Wie überall wo gesellschaftliche Widersprüche offen zutage treten, entwickeln Menschen auch inm Stadtteil Scampia, in der nördlichen Peripherie Neapels, vielseitige Formen des Widerstands, der gemeinschaftlichen Organisation und Selbsthilfe. Seit 2009 arbeiten wir kontinuierlich mit unterschiedlichen in Scampia aktiven Gruppen und Initiativen zusammen, insbesondere mit chi rom e chi no, dem Centro Territoriale Mammut und dem GRIDAS. Dabei konnten wir Einblicke in verschiedenste gesellschaftliche Praxen und politische Kämpfe erlangen, die im Viertel ausgetragen werden: politische Jugend- und Bildungsarbeit, Stärkung von Rechten der am Rand Scampias ansässigen Roma-Gemeinschaften, Kampf für eine partizipativere Stadtpolitik, insbesondere was die Gestaltung des öffentlichen Raums betrifft, die Besetzung leerstehender Räume zur gemeinschaftlichen kulturellen Nutzung, die in Neapel seit Jahrzehnten aktive Arbeitslosenbewegung, die Bewegung der Barackenbewohner*innen, das regionales Netzwerk für solidarische Ökonomie und die Kämpfe um Wohnraum.
Im Frühjahr und Sommer 2009 arbeiteten wir intensiv mit dem Stadtteilzentrumzentrum Mammut zusammen. Gemeinsam mit meist jungen Anwohner*innen gestalteten wir verschiedene Wandbilder in Scampia und speziell im Gebäudekomplex der Vele. In Zusammenarbeit mit chi rom e chi no entstand in dieser Zeit auch der Kurzfilm Il Quarto Piano, aus einem Monate vorher gemeinsam durchgeführten Malprojekt. Einige Wochen lang malten wir fast täglich in den Vele, in Treppenhäusern, leerstehenden Wohnungen und auf Balkonen. Wenn wir mit unseren Farbeimern, Pinseln und Sprühdosen auftauchten, kamen junge Menschen angerannt und luden uns ein, auch auf ihrem Stockwerk, im Treppenhaus oder auf ihrem Balkon zu malen. So entstand die Idee, neben den vielen Kleinen Wandbildern auch eines zu malen, das nicht nur von innen, sondern auch von außen auf die Vele blickend zu sehen wäre. Während endloser Malaktionen, Fußballpartien, gemeinsamer Mittagessen und hunderten Cafès wurden erste Motivideen und Entwürfe gemeinsam mit Bewohner*innen und befreundeten Aktivist*innen diskutiert und weitergesponnen…

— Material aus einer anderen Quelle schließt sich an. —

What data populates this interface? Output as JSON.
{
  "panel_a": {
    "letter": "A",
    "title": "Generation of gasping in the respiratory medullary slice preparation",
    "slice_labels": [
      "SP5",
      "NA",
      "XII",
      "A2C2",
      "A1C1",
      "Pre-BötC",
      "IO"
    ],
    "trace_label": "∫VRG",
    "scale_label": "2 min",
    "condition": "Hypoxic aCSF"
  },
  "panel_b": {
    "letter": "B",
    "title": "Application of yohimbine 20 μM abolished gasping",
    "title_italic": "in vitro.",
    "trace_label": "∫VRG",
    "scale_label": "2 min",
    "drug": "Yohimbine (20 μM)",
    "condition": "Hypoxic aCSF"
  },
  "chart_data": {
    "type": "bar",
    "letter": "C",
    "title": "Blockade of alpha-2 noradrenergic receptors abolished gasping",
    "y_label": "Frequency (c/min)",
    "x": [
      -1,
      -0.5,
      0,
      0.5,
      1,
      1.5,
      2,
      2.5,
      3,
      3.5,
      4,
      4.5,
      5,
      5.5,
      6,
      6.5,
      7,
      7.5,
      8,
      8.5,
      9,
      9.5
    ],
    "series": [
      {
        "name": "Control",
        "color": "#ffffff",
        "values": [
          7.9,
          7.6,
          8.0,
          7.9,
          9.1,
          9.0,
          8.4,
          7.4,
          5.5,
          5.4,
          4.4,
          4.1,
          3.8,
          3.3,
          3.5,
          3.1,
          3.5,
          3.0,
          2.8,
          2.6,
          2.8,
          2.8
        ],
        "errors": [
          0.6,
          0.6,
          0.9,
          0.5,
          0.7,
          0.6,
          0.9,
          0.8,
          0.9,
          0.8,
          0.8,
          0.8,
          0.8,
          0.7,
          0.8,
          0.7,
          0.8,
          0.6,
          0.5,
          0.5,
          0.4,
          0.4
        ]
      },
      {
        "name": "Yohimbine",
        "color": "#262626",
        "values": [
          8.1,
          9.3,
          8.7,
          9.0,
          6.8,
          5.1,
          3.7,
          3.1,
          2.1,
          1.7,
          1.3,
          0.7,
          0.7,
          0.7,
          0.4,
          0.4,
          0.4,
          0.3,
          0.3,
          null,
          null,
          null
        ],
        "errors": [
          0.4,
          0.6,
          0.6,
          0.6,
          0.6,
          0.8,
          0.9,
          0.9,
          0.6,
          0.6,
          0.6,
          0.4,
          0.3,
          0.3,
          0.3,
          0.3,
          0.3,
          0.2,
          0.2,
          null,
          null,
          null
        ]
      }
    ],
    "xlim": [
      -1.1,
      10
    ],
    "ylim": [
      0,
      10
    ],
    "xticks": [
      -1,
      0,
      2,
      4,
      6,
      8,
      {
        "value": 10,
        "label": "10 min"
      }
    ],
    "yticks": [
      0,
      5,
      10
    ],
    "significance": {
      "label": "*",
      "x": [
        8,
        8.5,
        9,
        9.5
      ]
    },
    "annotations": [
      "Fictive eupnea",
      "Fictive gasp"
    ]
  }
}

Der Cardillo (Stieglitz, Distelfink) ist ein Vogel, der in der neapolitanischen Kultur, in Musik, Literatur und Film sehr präsent ist. Im Gegensatz zu dem kleinen Cardillo im Käfig, wie er in vielen neapolitanischen Haushalten gehalten und den Kindern ob seines Gesangs zum Einschlafen and Bett gestellt wird, ist der Cardillo auf der Fassade der Vela Celeste groß und frei. Von der Piazza Ciro Esposito im Herzen Scampias und vom Mammut aus ist das über mehrere versetzte Balkone und Terrassen gemalte Wandbild ganz und passgenau.